Microscopic Features
Observation at low magnification usually reveals the architectural features typical of a predominantly intradermal nevus in a background related to chronic sun exposure. These background actinic changes include variable degrees of epidermal atrophy, increased basal layer pigmentation, venous telangiectasia, perilesional collagen sclerosis, and solar elastosis (Fig. 8.3a). Intraepidermal melanocytes may be increased in number and uniformly distributed along the pigmented basal layer extending peripheral to the nevus, a feature reflective of the background actinic changes and not part of the nevus per se. Dermal melanocytes are nested in the superficial dermis, but are more dispersed at deeper levels in a typical architectural pattern of maturation. On higher magnification; however, ancient nevi contain scattered enlarged pleomorphic cells with hyperchromatic nuclei similar to those seen in nevoid melanoma (Fig. 8.3b). Nucleoli and/or nuclear pseudo-inclusions may be present in the atypical cells.
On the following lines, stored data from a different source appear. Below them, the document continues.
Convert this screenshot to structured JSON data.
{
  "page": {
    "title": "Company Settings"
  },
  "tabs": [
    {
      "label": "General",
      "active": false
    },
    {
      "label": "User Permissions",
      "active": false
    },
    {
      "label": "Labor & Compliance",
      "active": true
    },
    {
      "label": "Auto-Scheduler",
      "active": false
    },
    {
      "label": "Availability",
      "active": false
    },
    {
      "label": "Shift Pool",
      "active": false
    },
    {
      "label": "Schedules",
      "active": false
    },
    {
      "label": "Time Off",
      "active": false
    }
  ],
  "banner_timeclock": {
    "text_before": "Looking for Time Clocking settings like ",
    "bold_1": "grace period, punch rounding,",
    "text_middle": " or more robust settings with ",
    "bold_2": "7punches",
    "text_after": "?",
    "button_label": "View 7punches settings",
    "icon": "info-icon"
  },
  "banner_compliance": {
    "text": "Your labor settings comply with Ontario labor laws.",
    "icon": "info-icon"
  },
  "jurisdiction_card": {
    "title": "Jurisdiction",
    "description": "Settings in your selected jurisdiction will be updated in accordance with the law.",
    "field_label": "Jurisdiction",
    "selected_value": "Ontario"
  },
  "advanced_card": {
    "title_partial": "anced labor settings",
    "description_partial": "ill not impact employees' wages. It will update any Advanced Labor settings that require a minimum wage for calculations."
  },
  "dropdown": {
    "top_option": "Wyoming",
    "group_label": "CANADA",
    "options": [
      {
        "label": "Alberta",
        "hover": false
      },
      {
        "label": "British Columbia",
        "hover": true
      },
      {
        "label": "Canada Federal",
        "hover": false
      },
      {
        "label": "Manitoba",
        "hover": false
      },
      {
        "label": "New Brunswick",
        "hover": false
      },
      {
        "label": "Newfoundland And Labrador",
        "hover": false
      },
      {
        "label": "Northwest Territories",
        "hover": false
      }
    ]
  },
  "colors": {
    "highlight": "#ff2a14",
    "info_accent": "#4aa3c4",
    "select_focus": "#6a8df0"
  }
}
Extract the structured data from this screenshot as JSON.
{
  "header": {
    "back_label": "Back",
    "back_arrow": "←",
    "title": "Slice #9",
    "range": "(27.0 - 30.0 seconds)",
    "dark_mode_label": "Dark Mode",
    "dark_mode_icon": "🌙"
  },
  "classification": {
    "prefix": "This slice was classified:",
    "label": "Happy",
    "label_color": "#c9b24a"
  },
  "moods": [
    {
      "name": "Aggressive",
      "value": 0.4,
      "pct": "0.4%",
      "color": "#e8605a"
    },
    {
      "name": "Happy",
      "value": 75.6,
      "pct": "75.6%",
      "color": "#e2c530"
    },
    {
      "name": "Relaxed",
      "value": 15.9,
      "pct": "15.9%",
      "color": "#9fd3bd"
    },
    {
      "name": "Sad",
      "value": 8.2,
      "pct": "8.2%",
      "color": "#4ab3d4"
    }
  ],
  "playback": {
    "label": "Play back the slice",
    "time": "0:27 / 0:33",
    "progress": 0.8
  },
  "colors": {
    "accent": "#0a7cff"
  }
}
The atypical melanocytes are haphazardly distributed in the lesion, giving the appearance of an altered pattern of maturation. However, unlike nevoid melanoma, ancient/senescent nevi are less cellular, and the atypical cells fewer in number. Few if any mitotic figures are present in the lesion, and those present are located in the upper regions of the lesion, a feature compatible with the theory that these lesions are in a state of cellular senescence.
Fig. 8.3
Ancient nevus. (a) The lesion is well circumscribed. Note prominent actinic changes (×10). (b) Atypical, pleomorphic cells scattered randomly in the dermis (×40)
Immunohistochemical Features
Although ancient/senescent nevi are less cellular and contain fewer atypical cells, their degree of cytologic atypia may be so severe as to warrant serious consideration of a nevoid melanoma or of a melanoma arising in association with a preexisting benign melanocytic nevus (see below). Fortunately, the gp100 and Ki-67 immunohistochemical features of ancient/senescent nevi are identical to those of ordinary nevi, exhibiting a typical maturation phenotype and low proliferation rate in the dermal melanocytes.
Differential Diagnosis: Melanocytic Nevus in Pregnancy
Clinical Features
Numerous studies have documented that long-standing ordinary melanocytic nevi may undergo dramatic clinical changes during pregnancy [21]. Nevi in pregnancy may grow rapidly, develop irregular borders, and/or display irregularities of pigmentation [22]. These changes are particularly concerning given that malignant melanoma during pregnancy is often biologically more aggressive. Many believe that these clinical and biological features are related to hormonal fluctuations associated with normal pregnancy. Identification of estrogen receptor-beta expression by melanocytes and melanoma cells has given support to this theory [23].